“That eel has been here longer than I have,” says Judge Valley Dairies farmer John Hayward.
“That’s exciting,” Hayward told the audience he welcomed onto his Judge Rd, Roto-o-Rangi, farm near Te Awamutu for a DairyNZ led event on maintaining healthy waterways and profit.
The longfin tuna was one of about 30 seen swimming in the stream flanked by flax he had planted. Half a dozen were caught with an electric fishing machine to demonstrate stream health on the farm.
It was estimated to be just over one metre long and about 30 years old. One day she will swim to Tonga to spawn and her young will return to the Waikato.
Longfin eels can live for 100 years and migrate to the Pacific Ocean to spawn and die as old as 80.
DairyNZ principal scientist Craig Depree said environmental DNA samples had detected six native fish species in the stream on Hayward’s farm. They were common smelt, inanga, cran’s bully, longfin tuna, shortfin tuna and kakahi.
Flax planted by Hayward along the banks keeps water temperature and invasive species down and encourages native species to thrive.

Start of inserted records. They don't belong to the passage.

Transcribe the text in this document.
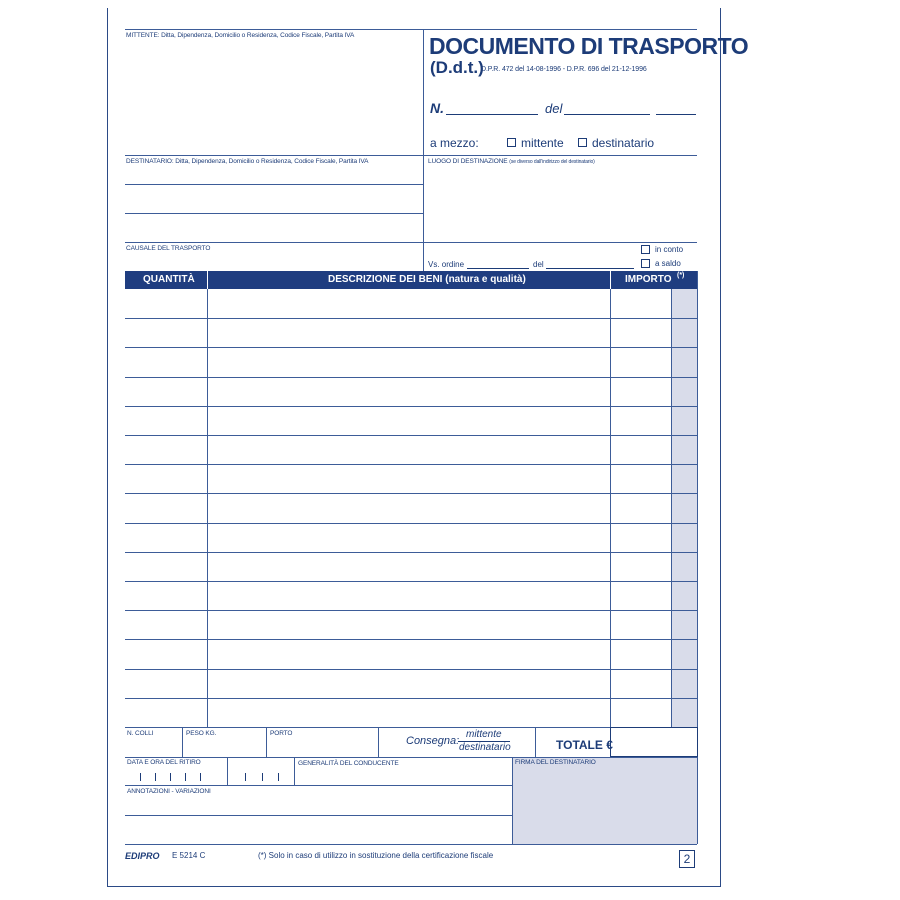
MITTENTE: Ditta, Dipendenza, Domicilio o Residenza, Codice Fiscale, Partita IVA	DOCUMENTO DI TRASPORTO
(D.d.t.)
D.P.R. 472 del 14-08-1996 - D.P.R. 696 del 21-12-1996
N.	del
a mezzo:	mittente destinatario
DESTINATARIO: Ditta, Dipendenza, Domicilio o Residenza, Codice Fiscale, Partita IVA	LUOGO DI DESTINAZIONE (se diverso dall'indirizzo del destinatario)
CAUSALE DEL TRASPORTO
Vs. ordine	del
in conto
a saldo
QUANTITÀ	DESCRIZIONE DEI BENI (natura e qualità)	IMPORTO (*)
N. COLLI	PESO KG.	PORTO
Consegna:
mittente
destinatario	TOTALE €
DATA E ORA DEL RITIRO	GENERALITÀ DEL CONDUCENTE	FIRMA DEL DESTINATARIO
ANNOTAZIONI - VARIAZIONI
EDIPRO E 5214 C	(*) Solo in caso di utilizzo in sostituzione della certificazione fiscale	2
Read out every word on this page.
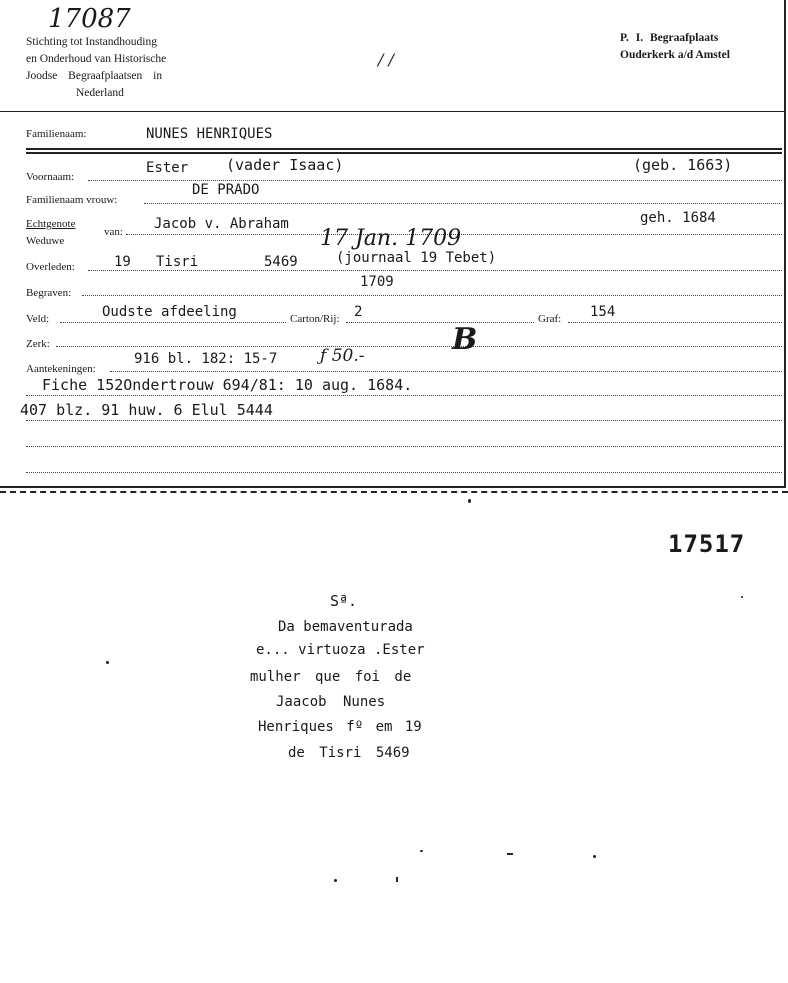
17087
Stichting tot Instandhouding
en Onderhoud van Historische
Joodse Begraafplaatsen in
Nederland
/ /
P. I. Begraafplaats
Ouderkerk a/d Amstel
Familienaam:	NUNES HENRIQUES
Voornaam:
Ester	(vader Isaac)	(geb. 1663)
Familienaam vrouw:
DE PRADO
Echtgenote
Weduwe
van: Jacob v. Abraham	geh. 1684
17 Jan. 1709
Overleden:	19 Tisri	5469	(journaal 19 Tebet)
Begraven:
1709
Veld:	Oudste afdeeling	Carton/Rij: 2	Graf: 154
Zerk:	B
Aantekeningen:
916 bl. 182: 15-7	ƒ 50.-
Fiche 152Ondertrouw 694/81: 10 aug. 1684.
407 blz. 91 huw. 6 Elul 5444
17517
Sª.
Da bemaventurada
e... virtuoza .Ester
mulher que foi de
Jaacob Nunes
Henriques fº em 19
de Tisri 5469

Hayward, who milks 380 cows twice a day with his wife Waipā district mayor Susan O’Regan, has improved farm waterway health through mitigative and restorative action since they purchased the farm in 2008.
Their work has included using the agricultural management tool Overseer to make data-driven farm decisions about efficient nitrogen use, riparian planting on streams, restoring and fencing wetlands to exclude stock.

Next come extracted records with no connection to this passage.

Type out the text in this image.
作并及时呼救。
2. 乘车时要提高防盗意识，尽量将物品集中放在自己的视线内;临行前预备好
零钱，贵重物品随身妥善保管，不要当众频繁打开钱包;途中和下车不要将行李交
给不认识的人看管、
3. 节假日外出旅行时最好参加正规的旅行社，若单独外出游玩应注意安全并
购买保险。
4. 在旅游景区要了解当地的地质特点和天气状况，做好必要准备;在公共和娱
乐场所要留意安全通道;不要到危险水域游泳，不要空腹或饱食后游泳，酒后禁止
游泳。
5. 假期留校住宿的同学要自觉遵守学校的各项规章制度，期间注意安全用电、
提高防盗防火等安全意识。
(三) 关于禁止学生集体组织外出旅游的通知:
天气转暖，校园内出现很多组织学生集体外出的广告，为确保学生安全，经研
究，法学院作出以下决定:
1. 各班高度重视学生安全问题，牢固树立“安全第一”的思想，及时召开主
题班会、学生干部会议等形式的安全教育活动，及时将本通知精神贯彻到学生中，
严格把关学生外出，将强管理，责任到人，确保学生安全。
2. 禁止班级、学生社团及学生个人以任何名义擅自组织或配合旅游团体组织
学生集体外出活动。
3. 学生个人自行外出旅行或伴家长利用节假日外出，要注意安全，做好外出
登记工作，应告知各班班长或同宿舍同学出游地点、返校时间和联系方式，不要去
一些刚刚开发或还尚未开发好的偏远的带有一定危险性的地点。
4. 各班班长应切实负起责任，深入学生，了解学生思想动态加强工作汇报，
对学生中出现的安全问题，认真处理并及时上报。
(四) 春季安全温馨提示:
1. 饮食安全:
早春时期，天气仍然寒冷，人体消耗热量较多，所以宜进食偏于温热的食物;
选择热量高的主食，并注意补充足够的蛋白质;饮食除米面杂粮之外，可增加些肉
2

“I am the farmer, Susan is the mayor,” he quipped.
The 245-hectare farm includes a 140-hectare dairy platform supplying Open Country Dairy. The remainder of the farm is made up of support land for grazing, native and riparian areas.
Hayward told The News he had planted around 30,000 natives on his farm with funding from a Ministry for Primary Industries Afforestation Grant, Waikato Regional Council, and his own funding.
It was not easy to do what he and Susan had done but “what we are doing benefits the whole community”.
One of the biggest issues was sediment loss, he said. A million tonnes a year was lost though New Zealand waterways.
“That’s why we planted our Class 7 land to retain sediment,” he said, to prevent or a least slow down erosion.
The farm’s story was shared in Australia in 2012 as part of the Kids Teach Kids project by O’Regan’s son Ben, now 22, when he attended Puahue School.
The farm went on to becomes supreme winner in the 2016 Waikato Balance Farm Environment Awards after collecting the LIC Dairy Farm Award, WaterForce Integrated Management Award, Waikato Regional Council Water Protection Award and the Ballance Agri-Nutrients Soil Management Award.
Asked by other farmers what his top three farm priorities were, Hayward said: “We have to make money. I am always fiddling with things. Susan says, ‘you have to jiggle with it.’ I can’t help myself. If we don’t make money we are not here.
“We need to have health cows. They are peak.
“We have to be sustainable. If we have a system that is not, we are gone as well.”
The farm includes a hilltop hut from which the pair survey their farm.
“I go up there and see the bird life,” Hayward said.
“This is renewing for me. I drive around the farm and it’s like a garden.”